Так незаметно по дождинке, по капле дождем уйдет в землю жизнь. Внезапно, как ноябрь, нагрянет старость. Нина остановилась, бросила охапку на землю. Нет, старости не будет никогда, как никогда не будет у нее детей и внуков. Только бревна и сучья. И насмешки Ивана.
А однажды какой-нибудь холодный ливень разбушуется в теле чахоткой, а потом…
Девочка выпрямилась, поправила сбившийся платок, и слезы заструились по ее лицу.
Нина плакала не от жалости к себе. Он уже не помнила о собственных невзгодах.
По полю гнали с собаками большую группу людей.
Почти все, молодые и старые, мужчины и женщины, были курчавы и темноволосы. Изможденные фигурки были сгорблены и жалки, одежда болталась лохмотьями, а лица немцев с прикладами особенно свирепы. И по этому «особенно» угадывалось, что по полю гнали евреев.
Некоторые наклонялись на ходу, вырывали с опустевших грядок брюкву и прямо с комьями земли отправляли ее в рот. Немецкие приклады тут же опускались на спины несчастных. Этой дорогой евреев гнали в печь.
В той стороне прошлым летом скрылись два мотоцикла, увозившие дядю Федора и тетю Марусю в тревожную даль.
Нина смотрела вслед удалявшейся рывками голодной оборванной толпе, пока из грустной задумчивости ее не вывел голос Ивана.
– Что, так и будешь стоять? – нахмурился он и ехидно добавил. – Правильно, пусть другие работают.
Девочка оторвала, наконец, взгляд от опустевшего унылого поля и пошла за новой охапкой.
Глава 39
Предрождественское
В первый раз Берта не радовалась, что скоро Рождество. А ведь раньше каждый год ждала его, как чуда. Да он чудо и есть. Разве не волшебство снова почувствовать себя маленькой девочкой, радоваться шелесту подарочных упаковок и блеску новогодних игрушек? Ёлкой служил орешник во дворе. В этом году на нём было мало игрушек. Берта подошла к окну полюбоваться, как покачиваются на ветвях ангелы, птицы и звёзды, а над ними – часы, похожие на настоящие. Она даже разрешила Курту забраться на дерево, чтобы повесить их повыше. А теперь Берта подумала о том, что зря оставила в большой картонной коробке мышат и ёжиков. С ними на орешнике было бы веселее. Берта даже хотела вынуть из коробки оставшиеся игрушки, но потом решила, что веселее не станет всё равно, зато так орешник похож на маленькое праздничное небо, и даже часы на нём как-то странно кстати. Остановились.

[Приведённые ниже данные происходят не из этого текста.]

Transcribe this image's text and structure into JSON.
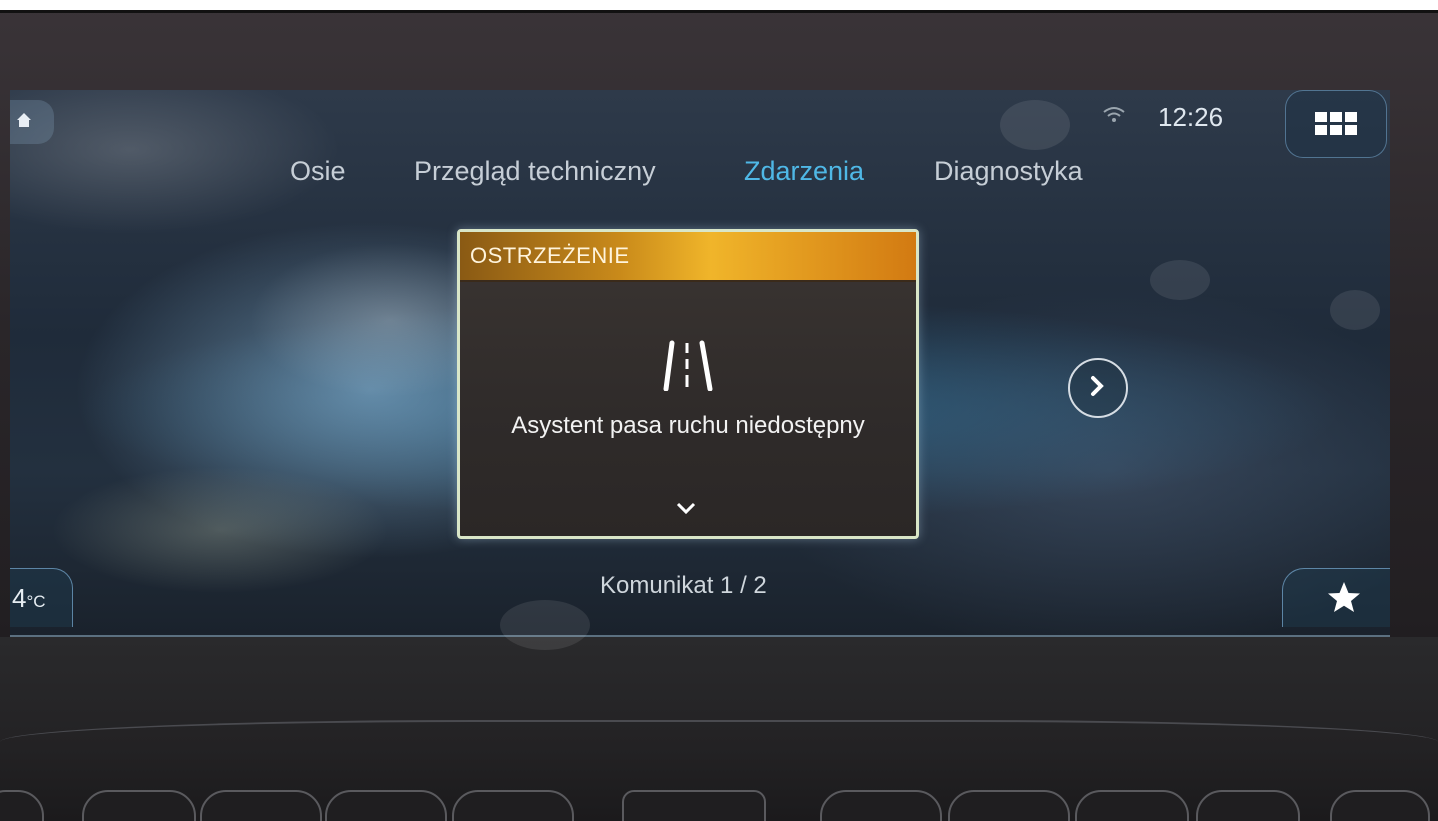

Снежинки лениво кружили в воздухе и всё же медленно, но неизбежно падали.
Берта знала, почему ей грустно. Потому что Алан далеко. Там высоко, там холодно. Там в небе кружит смерть, и нет ни звёзд, ни ангелов, ни птиц…
Чтобы отвлечься от грустных мыслей, Берта отошла от окна. По лестнице послышался стук деревянных башмаков. Нина закончила убирать первый этаж и поднималась на второй.

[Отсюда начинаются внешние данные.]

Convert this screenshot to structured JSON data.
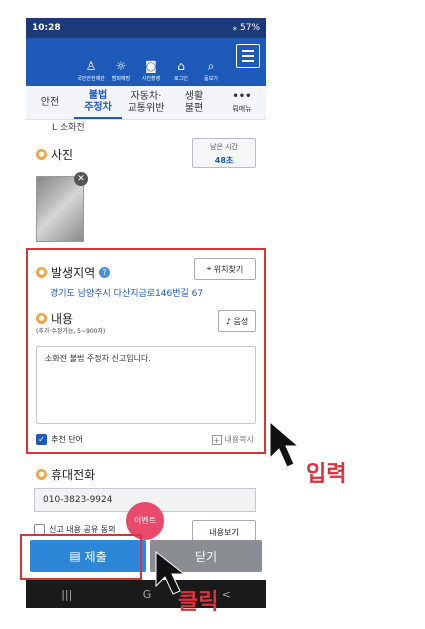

Курта и Ирму Берта отослала в пекарню с пирогом. Сегодня будет с черникой. Хозяйка спохватилась, что походит время обеда, а надо бы еще сварить картошки.
Вот-вот придет муж и дети. Картошка же ещё даже не чищена. Мысленно ругая себя за рассеянность, Берта выглянула из кухни.
– Нина!
Девочка отозвалась чуть удивленно, осторожной белкой сбежала вниз. Обычно хозяйка не окликала её, пока она не уберет весь дом и двор. Только тогда отпускала: «Иди», и даже в последнее время стала давать на дорогу бутербродик. Два тоненькие кусочка хлеба скрепляли то маргарин, то повидло, то нутряное сало, присыпанное колечками лука.
Куда вкуснее, чем ягоды рябины у Черного замка. Хотя Нина по-прежнему не упускала случая пощипать её на обратном пути.
Ягод осталось мало, почти всё склевали птицы. Но уцелевшие были сочные, сладкие, мягкие от мороза.
Хозяйка протянула Нине ножик и указала на большое блюдо с картошкой. Девочка удивилась ещё больше. Берта никогда не пускала её на кухню. Впрочем, и сейчас хозяйка держала её под прицелом незлого, но бдительного взгляда.
Нож был маленьким и странным, с лезвием-желобком, разделённым посередине отверстием.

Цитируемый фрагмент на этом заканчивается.